Raven B. Varona, the official photographer for Beyonce and Jay-Z’s On the Run II Tour, said of her decision to invest in Dispo: “There is a joy that comes from capturing a moment unplanned and unrehearsed. Every photo that’s given me the greatest happiness came in the moment. I am excited to help build a company giving people more of that.”
Beyond forcing users to take photos without any reshoots or filters—you simply shoot a roll of photos and see the results the next morning—Liss and his team have worked to avoid adding any features that can lead to angst and a negative sense of self on social media. For example, the number of people someone is following on Dispo is hidden. “If you talk to the average teenager, they obsess about what’s known as their ratio on Instagram—the number (of people) they follow versus who follow them,” Liss explains. “It’s desirable to have more people following you. That behavior has been ingrained in us by Oprah, who follows nobody, and Beyoncé, who follows nobody. But for the rest of us, who cares? As a result (of taking that number away), we’ve found people following much more freely and not stressing over how long their following list was.”

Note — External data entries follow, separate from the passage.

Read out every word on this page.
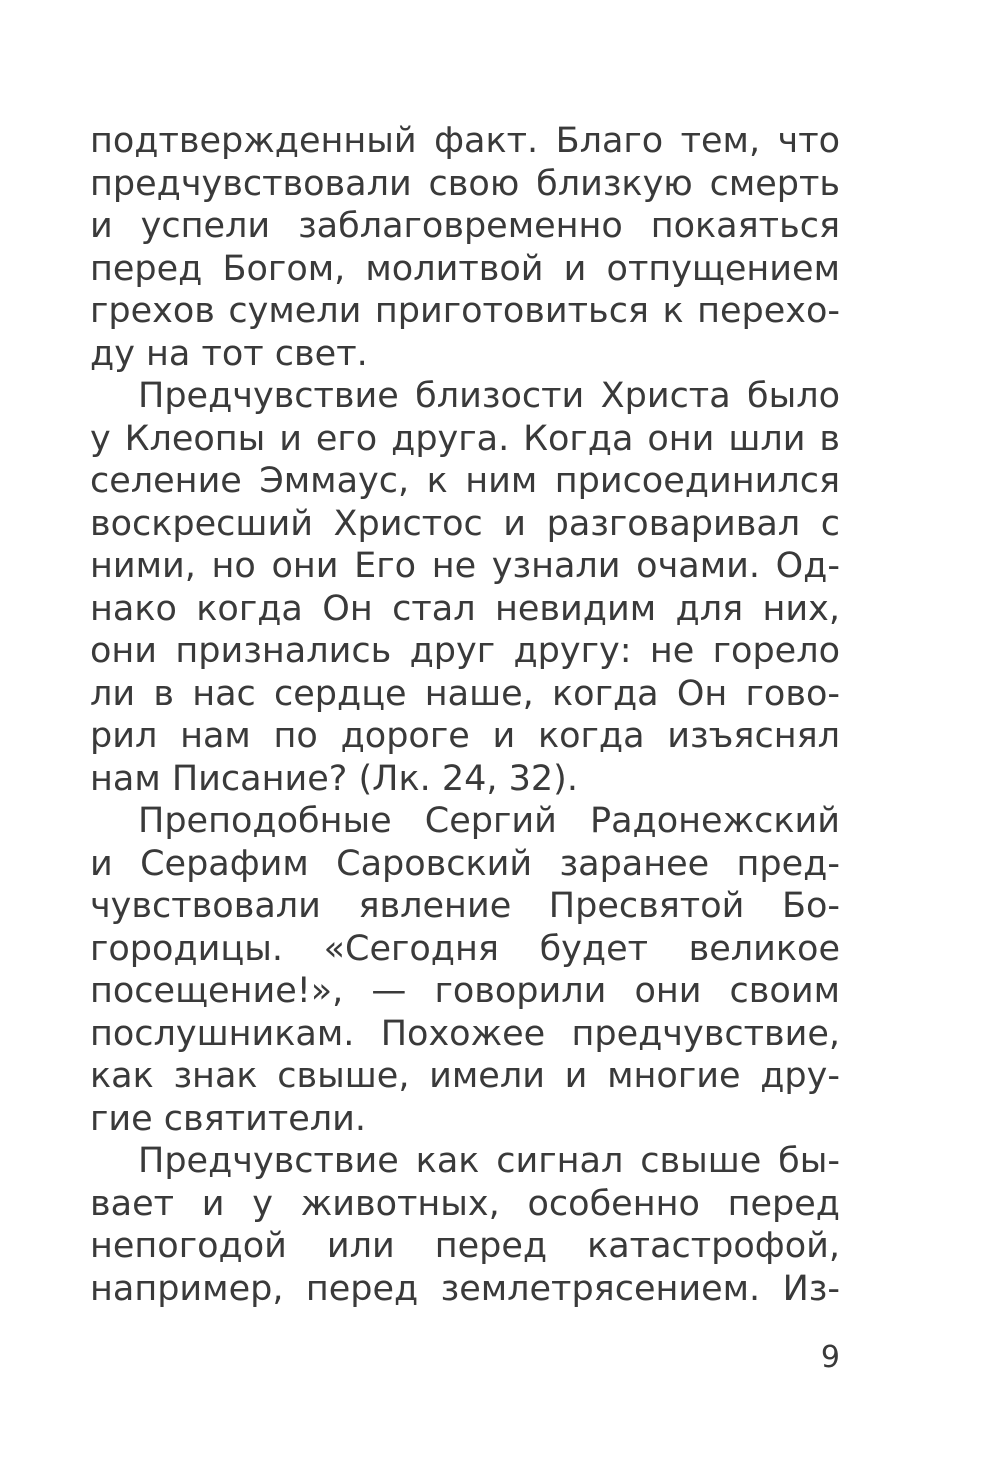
подтвержденный факт. Благо тем, что
предчувствовали свою близкую смерть
и успели заблаговременно покаяться
перед Богом, молитвой и отпущением
грехов сумели приготовиться к перехо-
ду на тот свет.
Предчувствие близости Христа было
у Клеопы и его друга. Когда они шли в
селение Эммаус, к ним присоединился
воскресший Христос и разговаривал с
ними, но они Его не узнали очами. Од-
нако когда Он стал невидим для них,
они признались друг другу: не горело
ли в нас сердце наше, когда Он гово-
рил нам по дороге и когда изъяснял
нам Писание? (Лк. 24, 32).
Преподобные Сергий Радонежский
и Серафим Саровский заранее пред-
чувствовали явление Пресвятой Бо-
городицы. «Сегодня будет великое
посещение!», — говорили они своим
послушникам. Похожее предчувствие,
как знак свыше, имели и многие дру-
гие святители.
Предчувствие как сигнал свыше бы-
вает и у животных, особенно перед
непогодой или перед катастрофой,
например, перед землетрясением. Из-
9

The challenge for Dispo 2.0 is to build back up to that initial “euphoria,” as Liss dubs it, that Dispo experienced when it first took off in Japan last February. At the time, the app was in TestFlight, or soft launch mode, being used by friends of the Dispo team and tech enthusiasts who were quietly trying the app out.
Then word got out in Japan. Overnight, TestFlight maxed out at 10,000 users and “all hell broke loose,” recalls Liss. The app had caught on among locals who grooved on the fun aspect of not seeing the immediate results of their photo sessions, as well as the built-in privacy of the app, which allows users to control which content is public and what’s private. This feature is particularly prized in Japanese culture, where many people have multiple Twitter accounts in order to make a distinction between their professional and nonprofessional voices.
Even better, the success in Japan—where Dobrik is all but unknown—meant that the product was selling itself. Within weeks, Dispo raised that $20 million.
But even since the company went quiet, there have been signs that its success wasn’t just lighting in a bottle. In April, the app reached the top 10 in the app stores in Germany, Japan, and Brazil over three subsequent weekends. Overall, Dispo has surpassed 5 million downloads and 100 million photos taken.
“This past weekend we went top 10 in Mexico, even though we have no staff there,” says Liss. “It just gets picked up somewhere. This is the magic of a viral, digital product. Some teenager gets ahold of it, and they share with their friends and it goes crazy. All of a sudden, we wake up and we have tens of thousands of downloads and happy people who are spreading this product by word of mouth.
“It’s a product we all need,” he goes on. “It untethers you from your phone. It returns us to the way we all used to live.”